The user can disable the DNS Caching by removing/commenting the following
metadata entry from the '[attributes]' section of the configuration file:
'ip:resolv_name'

**********************************************************
The configuration file
**********************************************************
This file contains several sections:

(1) The '[attributes]' section
**********************************************************
This section contains an ixEngine attribute WHITELIST used for
metadata extraction and logging.

Each attribute defined in this file will generate a CSV column.

Note: this configuration file is optional.
If not provided, the application will not write any protocol metadata
to the CSV output, but only flow classification status and metrics.

Line format is:
<protocol>:<attribute>

(2) The '[exclude]' section
**********************************************************
This section contains attribute/values that we don't want to keep
in flow logging, because they are generic and/or related to
mainstream client/server applications.

The attribute values described in this file can contain the '*' wildcard,
which turns them into PREFIX and/or SUFFIX PATTERNs.
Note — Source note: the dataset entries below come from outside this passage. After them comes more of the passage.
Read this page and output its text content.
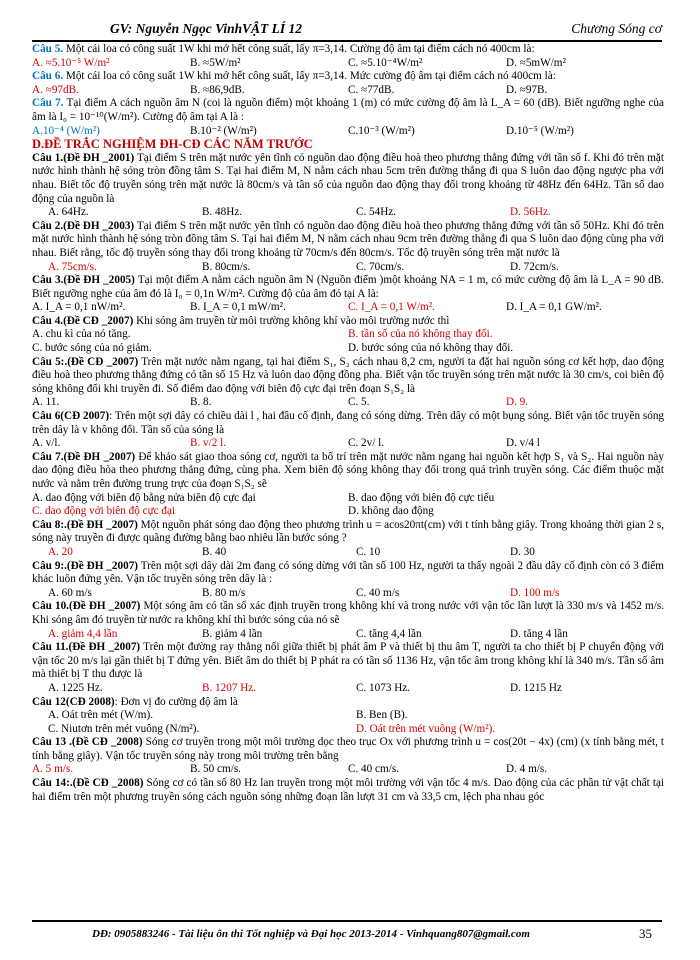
GV: Nguyễn Ngọc Vinh VẬT LÍ 12	Chương Sóng cơ
Câu 5. Một cái loa có công suất 1W khi mở hết công suất, lấy π=3,14. Cường độ âm tại điểm cách nó 400cm là:
A. ≈5.10⁻⁵ W/m²	B. ≈5W/m²	C. ≈5.10⁻⁴W/m²	D. ≈5mW/m²
Câu 6. Một cái loa có công suất 1W khi mở hết công suất, lấy π=3,14. Mức cường độ âm tại điểm cách nó 400cm là:
A. ≈97dB.	B. ≈86,9dB.	C. ≈77dB.	D. ≈97B.
Câu 7. Tại điểm A cách nguồn âm N (coi là nguồn điểm) một khoảng 1 (m) có mức cường độ âm là L_A = 60 (dB). Biết ngưỡng nghe của âm là I₀ = 10⁻¹⁰(W/m²). Cường độ âm tại A là :
A.10⁻⁴ (W/m²)	B.10⁻² (W/m²)	C.10⁻³ (W/m²)	D.10⁻⁵ (W/m²)
D.ĐỀ TRẮC NGHIỆM ĐH-CĐ CÁC NĂM TRƯỚC
Câu 1.(Đề ĐH _2001) Tại điểm S trên mặt nước yên tĩnh có nguồn dao động điều hoà theo phương thẳng đứng với tần số f. Khi đó trên mặt nước hình thành hệ sóng tròn đồng tâm S. Tại hai điểm M, N nằm cách nhau 5cm trên đường thẳng đi qua S luôn dao động ngược pha với nhau. Biết tốc độ truyền sóng trên mặt nước là 80cm/s và tần số của nguồn dao động thay đổi trong khoảng từ 48Hz đến 64Hz. Tần số dao động của nguồn là
A. 64Hz.	B. 48Hz.	C. 54Hz.	D. 56Hz.
Câu 2.(Đề ĐH _2003) Tại điểm S trên mặt nước yên tĩnh có nguồn dao động điều hoà theo phương thẳng đứng với tần số 50Hz. Khi đó trên mặt nước hình thành hệ sóng tròn đồng tâm S. Tại hai điểm M, N nằm cách nhau 9cm trên đường thẳng đi qua S luôn dao động cùng pha với nhau. Biết rằng, tốc độ truyền sóng thay đổi trong khoảng từ 70cm/s đến 80cm/s. Tốc độ truyền sóng trên mặt nước là
A. 75cm/s.	B. 80cm/s.	C. 70cm/s.	D. 72cm/s.
Câu 3.(Đề ĐH _2005) Tại một điểm A nằm cách nguồn âm N (Nguồn điểm )một khoảng NA = 1 m, có mức cường độ âm là L_A = 90 dB. Biết ngưỡng nghe của âm đó là I₀ = 0,1n W/m². Cường độ của âm đó tại A là:
A. I_A = 0,1 nW/m².	B. I_A = 0,1 mW/m².	C. I_A = 0,1 W/m².	D. I_A = 0,1 GW/m².
Câu 4.(Đề CĐ _2007) Khi sóng âm truyền từ môi trường không khí vào môi trường nước thì
A. chu kì của nó tăng.	B. tần số của nó không thay đổi.
C. bước sóng của nó giảm.	D. bước sóng của nó không thay đổi.
Câu 5:.(Đề CĐ _2007) Trên mặt nước nằm ngang, tại hai điểm S₁, S₂ cách nhau 8,2 cm, người ta đặt hai nguồn sóng cơ kết hợp, dao động điều hoà theo phương thẳng đứng có tần số 15 Hz và luôn dao động đồng pha. Biết vận tốc truyền sóng trên mặt nước là 30 cm/s, coi biên độ sóng không đổi khi truyền đi. Số điểm dao động với biên độ cực đại trên đoạn S₁S₂ là
A. 11.	B. 8.	C. 5.	D. 9.
Câu 6(CĐ 2007): Trên một sợi dây có chiều dài l , hai đầu cố định, đang có sóng dừng. Trên dây có một bụng sóng. Biết vận tốc truyền sóng trên dây là v không đổi. Tần số của sóng là
A. v/l.	B. v/2 l.	C. 2v/ l.	D. v/4 l
Câu 7.(Đề ĐH _2007) Để khảo sát giao thoa sóng cơ, người ta bố trí trên mặt nước nằm ngang hai nguồn kết hợp S₁ và S₂. Hai nguồn này dao động điều hòa theo phương thẳng đứng, cùng pha. Xem biên độ sóng không thay đổi trong quá trình truyền sóng. Các điểm thuộc mặt nước và nằm trên đường trung trực của đoạn S₁S₂ sẽ
A. dao động với biên độ bằng nửa biên độ cực đại	B. dao động với biên độ cực tiểu
C. dao động với biên độ cực đại	D. không dao động
Câu 8:.(Đề ĐH _2007) Một nguồn phát sóng dao động theo phương trình u = acos20πt(cm) với t tính bằng giây. Trong khoảng thời gian 2 s, sóng này truyền đi được quãng đường bằng bao nhiêu lần bước sóng ?
A. 20	B. 40	C. 10	D. 30
Câu 9:.(Đề ĐH _2007) Trên một sợi dây dài 2m đang có sóng dừng với tần số 100 Hz, người ta thấy ngoài 2 đầu dây cố định còn có 3 điểm khác luôn đứng yên. Vận tốc truyền sóng trên dây là :
A. 60 m/s	B. 80 m/s	C. 40 m/s	D. 100 m/s
Câu 10.(Đề ĐH _2007) Một sóng âm có tần số xác định truyền trong không khí và trong nước với vận tốc lần lượt là 330 m/s và 1452 m/s. Khi sóng âm đó truyền từ nước ra không khí thì bước sóng của nó sẽ
A. giảm 4,4 lần	B. giảm 4 lần	C. tăng 4,4 lần	D. tăng 4 lần
Câu 11.(Đề ĐH _2007) Trên một đường ray thẳng nối giữa thiết bị phát âm P và thiết bị thu âm T, người ta cho thiết bị P chuyển động với vận tốc 20 m/s lại gần thiết bị T đứng yên. Biết âm do thiết bị P phát ra có tần số 1136 Hz, vận tốc âm trong không khí là 340 m/s. Tần số âm mà thiết bị T thu được là
A. 1225 Hz.	B. 1207 Hz.	C. 1073 Hz.	D. 1215 Hz
Câu 12(CĐ 2008): Đơn vị đo cường độ âm là
A. Oát trên mét (W/m).	B. Ben (B).
C. Niutơn trên mét vuông (N/m²).	D. Oát trên mét vuông (W/m²).
Câu 13 .(Đề CĐ _2008) Sóng cơ truyền trong một môi trường dọc theo trục Ox với phương trình u = cos(20t − 4x) (cm) (x tính bằng mét, t tính bằng giây). Vận tốc truyền sóng này trong môi trường trên bằng
A. 5 m/s.	B. 50 cm/s.	C. 40 cm/s.	D. 4 m/s.
Câu 14:.(Đề CĐ _2008) Sóng cơ có tần số 80 Hz lan truyền trong một môi trường với vận tốc 4 m/s. Dao động của các phần tử vật chất tại hai điểm trên một phương truyền sóng cách nguồn sóng những đoạn lần lượt 31 cm và 33,5 cm, lệch pha nhau góc
DĐ: 0905883246 - Tài liệu ôn thi Tốt nghiệp và Đại học 2013-2014 - Vinhquang807@gmail.com	35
Attribute value PATTERNs are case sensitive.

The valid '*' positions in PATTERNs are:
- no '*' at start or end: EXACT matching is required,
- '*' at the start of the pattern: SUFFIX matching,
- '*' at the end of the pattern: PREFIX matching,
- '*' both at start and end: ANY POSITION matching.

Line format is:
<protocol>:<attribute>:<pattern>

Examples:
1. Adding the "http:user_agent:Mozilla*" line will make the pcap_logger discard
any HTTP:User-Agent ixE metadata starting with "Mozilla", eg. "Mozilla/5.0".
2. Adding the "ip:resolv_name:*akamai*" line will make the pcap_logger discard
any DNS:Query ixE metadata containing the "akamai" string.